Analysts: Bitcoin Could Reach $80,000 If Oil Stays Weak
Analysts say bitcoin could reach $80,000 if crude oil prices remain weak and the Federal Reserve begins cutting interest rates.
Analysts say bitcoin could reach $80,000 if crude oil prices remain weak and the Federal Reserve moves to cut interest rates. They point to links between energy costs, mining economics and U.S. monetary policy.
Research notes and strategy memos on trading desks this week identified two main channels. Lower fuel and electricity costs reduce bitcoin miners’ operating expenses, which can lower miners’ break-even levels and reduce selling pressure. Easier U.S. monetary policy can lower real yields on safe assets and weaken the dollar, factors that have tended to support demand for risk assets.
Several teams ran scenario-based models that assume oil prices stay at current lower levels for several months while the Fed eases policy over the next year. Under those assumptions, the analysts’ base-case paths for bitcoin rose to roughly $80,000.
“Lower energy costs improve miners’ margins and reduce forced selling, while rate cuts increase investors’ willingness to hold crypto,” a crypto strategist wrote in a client update summarizing the conditions behind the $80,000 estimate.

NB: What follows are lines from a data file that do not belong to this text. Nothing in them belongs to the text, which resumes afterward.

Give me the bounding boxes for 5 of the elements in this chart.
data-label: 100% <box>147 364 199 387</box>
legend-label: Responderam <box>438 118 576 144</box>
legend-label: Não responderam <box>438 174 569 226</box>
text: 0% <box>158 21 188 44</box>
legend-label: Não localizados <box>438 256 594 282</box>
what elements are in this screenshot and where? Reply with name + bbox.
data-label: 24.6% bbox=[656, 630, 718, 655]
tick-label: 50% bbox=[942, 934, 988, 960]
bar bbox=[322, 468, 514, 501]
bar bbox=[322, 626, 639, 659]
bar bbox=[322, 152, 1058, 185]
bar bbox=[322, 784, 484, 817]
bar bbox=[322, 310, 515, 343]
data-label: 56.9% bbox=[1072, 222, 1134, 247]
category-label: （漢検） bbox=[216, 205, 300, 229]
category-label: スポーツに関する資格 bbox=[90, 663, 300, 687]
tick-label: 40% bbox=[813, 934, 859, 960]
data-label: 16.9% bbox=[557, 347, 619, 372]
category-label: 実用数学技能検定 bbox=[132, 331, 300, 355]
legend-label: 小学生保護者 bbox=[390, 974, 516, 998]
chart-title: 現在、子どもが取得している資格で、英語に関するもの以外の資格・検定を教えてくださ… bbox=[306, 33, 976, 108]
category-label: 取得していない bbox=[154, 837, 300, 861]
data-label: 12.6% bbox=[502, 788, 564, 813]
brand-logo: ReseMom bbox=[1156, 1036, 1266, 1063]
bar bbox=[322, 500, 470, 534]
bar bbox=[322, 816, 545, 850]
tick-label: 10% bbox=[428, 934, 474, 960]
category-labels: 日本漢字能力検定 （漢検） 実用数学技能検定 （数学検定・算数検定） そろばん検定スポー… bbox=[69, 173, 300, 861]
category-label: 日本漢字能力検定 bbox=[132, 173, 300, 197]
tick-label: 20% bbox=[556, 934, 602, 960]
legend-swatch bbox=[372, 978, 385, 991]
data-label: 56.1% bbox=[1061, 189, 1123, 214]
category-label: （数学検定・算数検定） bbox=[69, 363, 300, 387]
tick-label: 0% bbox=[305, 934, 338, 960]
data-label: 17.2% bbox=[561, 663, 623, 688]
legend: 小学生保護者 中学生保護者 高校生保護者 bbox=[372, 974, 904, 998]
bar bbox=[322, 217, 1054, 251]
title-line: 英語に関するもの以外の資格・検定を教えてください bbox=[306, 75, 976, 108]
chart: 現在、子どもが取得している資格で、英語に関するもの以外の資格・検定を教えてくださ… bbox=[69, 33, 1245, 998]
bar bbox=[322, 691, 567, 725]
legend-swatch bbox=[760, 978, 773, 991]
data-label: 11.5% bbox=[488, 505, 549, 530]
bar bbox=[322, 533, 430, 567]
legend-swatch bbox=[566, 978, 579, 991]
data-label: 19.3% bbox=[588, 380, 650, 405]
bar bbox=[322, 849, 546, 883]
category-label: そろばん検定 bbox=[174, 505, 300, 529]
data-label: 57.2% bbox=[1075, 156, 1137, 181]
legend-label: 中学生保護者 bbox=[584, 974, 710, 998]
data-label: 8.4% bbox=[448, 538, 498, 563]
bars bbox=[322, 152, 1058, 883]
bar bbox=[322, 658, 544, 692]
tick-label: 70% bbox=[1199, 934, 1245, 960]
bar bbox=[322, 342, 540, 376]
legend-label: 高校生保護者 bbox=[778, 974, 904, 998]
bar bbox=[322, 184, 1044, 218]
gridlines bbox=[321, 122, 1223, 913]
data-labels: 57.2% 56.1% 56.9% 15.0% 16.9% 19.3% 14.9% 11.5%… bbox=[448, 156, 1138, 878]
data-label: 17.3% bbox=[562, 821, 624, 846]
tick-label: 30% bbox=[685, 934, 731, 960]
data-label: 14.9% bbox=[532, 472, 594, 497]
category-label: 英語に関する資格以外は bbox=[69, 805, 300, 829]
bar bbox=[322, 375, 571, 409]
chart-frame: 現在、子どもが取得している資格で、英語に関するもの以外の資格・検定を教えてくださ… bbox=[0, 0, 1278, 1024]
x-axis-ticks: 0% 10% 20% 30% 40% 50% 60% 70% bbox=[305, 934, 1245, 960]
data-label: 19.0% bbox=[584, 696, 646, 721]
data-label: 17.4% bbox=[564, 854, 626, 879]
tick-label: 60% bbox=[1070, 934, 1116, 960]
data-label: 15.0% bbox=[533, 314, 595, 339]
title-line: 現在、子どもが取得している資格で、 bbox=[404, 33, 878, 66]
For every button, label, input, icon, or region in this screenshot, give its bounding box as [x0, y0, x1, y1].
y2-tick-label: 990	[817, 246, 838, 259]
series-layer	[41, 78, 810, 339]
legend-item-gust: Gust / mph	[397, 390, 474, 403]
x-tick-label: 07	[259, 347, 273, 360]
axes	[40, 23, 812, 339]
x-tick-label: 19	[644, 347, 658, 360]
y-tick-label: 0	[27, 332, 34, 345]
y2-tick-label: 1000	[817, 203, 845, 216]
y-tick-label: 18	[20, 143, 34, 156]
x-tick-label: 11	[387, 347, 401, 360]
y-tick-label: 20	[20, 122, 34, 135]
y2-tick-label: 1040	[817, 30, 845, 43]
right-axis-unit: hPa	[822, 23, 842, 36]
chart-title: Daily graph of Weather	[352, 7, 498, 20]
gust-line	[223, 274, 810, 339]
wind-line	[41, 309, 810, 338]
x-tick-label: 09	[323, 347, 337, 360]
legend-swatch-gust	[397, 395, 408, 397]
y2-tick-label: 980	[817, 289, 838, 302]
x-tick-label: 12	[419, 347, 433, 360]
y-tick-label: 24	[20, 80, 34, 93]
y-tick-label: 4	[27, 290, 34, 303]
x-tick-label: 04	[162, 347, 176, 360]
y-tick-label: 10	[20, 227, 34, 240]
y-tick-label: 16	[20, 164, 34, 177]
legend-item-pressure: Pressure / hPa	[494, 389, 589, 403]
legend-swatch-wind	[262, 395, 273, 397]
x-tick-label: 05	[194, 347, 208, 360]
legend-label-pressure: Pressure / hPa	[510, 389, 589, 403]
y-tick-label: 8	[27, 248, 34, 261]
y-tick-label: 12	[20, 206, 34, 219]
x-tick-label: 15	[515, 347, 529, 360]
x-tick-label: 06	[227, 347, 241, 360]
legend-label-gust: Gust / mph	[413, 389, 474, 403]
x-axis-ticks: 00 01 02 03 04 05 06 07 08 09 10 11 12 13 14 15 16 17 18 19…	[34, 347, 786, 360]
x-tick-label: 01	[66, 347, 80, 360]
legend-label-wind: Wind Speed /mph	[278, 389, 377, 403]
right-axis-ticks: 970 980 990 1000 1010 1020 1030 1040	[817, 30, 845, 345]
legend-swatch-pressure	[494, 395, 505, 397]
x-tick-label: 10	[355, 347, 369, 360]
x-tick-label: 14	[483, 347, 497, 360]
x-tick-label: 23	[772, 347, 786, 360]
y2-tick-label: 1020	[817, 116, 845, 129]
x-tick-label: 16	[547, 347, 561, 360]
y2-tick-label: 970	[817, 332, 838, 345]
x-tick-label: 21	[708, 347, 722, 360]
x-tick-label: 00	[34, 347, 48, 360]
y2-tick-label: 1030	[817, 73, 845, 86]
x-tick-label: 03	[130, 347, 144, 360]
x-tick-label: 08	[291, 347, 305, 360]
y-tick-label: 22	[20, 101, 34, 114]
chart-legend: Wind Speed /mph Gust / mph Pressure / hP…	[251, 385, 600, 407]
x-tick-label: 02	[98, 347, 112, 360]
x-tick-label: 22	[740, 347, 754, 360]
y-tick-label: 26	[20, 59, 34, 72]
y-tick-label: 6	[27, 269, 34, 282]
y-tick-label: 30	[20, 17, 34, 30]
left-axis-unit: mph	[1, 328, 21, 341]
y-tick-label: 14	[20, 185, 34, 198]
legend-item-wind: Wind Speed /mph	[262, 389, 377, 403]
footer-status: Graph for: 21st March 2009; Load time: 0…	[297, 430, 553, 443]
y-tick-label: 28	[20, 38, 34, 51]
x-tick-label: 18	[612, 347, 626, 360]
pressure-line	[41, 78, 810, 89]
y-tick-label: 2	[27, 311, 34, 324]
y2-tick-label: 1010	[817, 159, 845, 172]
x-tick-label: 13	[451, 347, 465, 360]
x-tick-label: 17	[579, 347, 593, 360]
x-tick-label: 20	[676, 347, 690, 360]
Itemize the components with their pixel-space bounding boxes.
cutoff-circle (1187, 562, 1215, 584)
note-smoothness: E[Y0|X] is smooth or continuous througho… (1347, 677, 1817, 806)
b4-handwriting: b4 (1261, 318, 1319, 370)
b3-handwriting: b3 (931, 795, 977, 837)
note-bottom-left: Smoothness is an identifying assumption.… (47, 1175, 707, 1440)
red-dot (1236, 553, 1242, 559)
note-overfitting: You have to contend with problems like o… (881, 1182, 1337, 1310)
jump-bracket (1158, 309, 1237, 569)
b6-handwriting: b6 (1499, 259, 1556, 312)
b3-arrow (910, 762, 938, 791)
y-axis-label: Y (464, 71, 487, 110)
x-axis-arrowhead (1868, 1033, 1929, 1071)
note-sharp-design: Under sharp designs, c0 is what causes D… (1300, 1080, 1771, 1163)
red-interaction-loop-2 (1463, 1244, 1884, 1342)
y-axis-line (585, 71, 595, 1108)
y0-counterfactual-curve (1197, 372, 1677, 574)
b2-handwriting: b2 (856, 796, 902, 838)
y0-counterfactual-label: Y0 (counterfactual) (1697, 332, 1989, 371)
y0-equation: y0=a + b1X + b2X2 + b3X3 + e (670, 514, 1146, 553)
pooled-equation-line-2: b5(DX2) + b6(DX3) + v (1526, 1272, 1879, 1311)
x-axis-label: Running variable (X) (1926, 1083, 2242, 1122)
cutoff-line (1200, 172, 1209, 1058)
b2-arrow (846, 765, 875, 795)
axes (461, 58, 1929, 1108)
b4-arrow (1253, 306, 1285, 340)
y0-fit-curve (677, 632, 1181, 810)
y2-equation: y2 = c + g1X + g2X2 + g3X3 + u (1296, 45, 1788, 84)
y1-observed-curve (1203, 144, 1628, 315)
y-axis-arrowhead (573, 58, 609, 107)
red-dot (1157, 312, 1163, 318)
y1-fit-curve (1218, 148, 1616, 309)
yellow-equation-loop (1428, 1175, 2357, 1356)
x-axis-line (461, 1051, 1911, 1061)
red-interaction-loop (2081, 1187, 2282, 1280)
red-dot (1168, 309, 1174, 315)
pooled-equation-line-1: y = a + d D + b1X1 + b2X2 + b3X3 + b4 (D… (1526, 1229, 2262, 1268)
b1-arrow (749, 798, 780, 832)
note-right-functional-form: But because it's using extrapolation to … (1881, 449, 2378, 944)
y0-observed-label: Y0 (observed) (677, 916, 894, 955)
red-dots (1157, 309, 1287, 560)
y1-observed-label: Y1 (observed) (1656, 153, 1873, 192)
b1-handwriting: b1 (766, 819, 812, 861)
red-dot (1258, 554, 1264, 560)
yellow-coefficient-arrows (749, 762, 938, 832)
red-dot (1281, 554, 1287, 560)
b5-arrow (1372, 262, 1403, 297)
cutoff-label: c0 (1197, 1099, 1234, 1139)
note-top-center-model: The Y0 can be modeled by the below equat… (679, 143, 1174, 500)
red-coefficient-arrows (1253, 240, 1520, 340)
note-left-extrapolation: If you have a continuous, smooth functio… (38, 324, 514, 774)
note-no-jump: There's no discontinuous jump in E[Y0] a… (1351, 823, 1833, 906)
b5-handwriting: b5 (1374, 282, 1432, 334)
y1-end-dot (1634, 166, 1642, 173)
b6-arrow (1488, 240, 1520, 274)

Analysts warned the outcome depends on several variables. A rebound in oil could push inflation higher and delay Fed easing. Other risks cited include tighter regulation, sudden shifts in global liquidity and economic data that leave interest rates higher for longer.
Bitcoin has shown sensitivity to macroeconomic conditions in prior cycles. It reached an all-time high near $69,000 in November 2021 during a period of strong risk appetite and fell sharply in 2022 when global inflation rose and central banks tightened policy.
Analysts say the scenario that would lift bitcoin to about $80,000 requires both sustained weakness in crude oil and a clear shift by the Fed toward rate cuts. Their models assign a lower probability to that rally if one or both conditions do not materialize.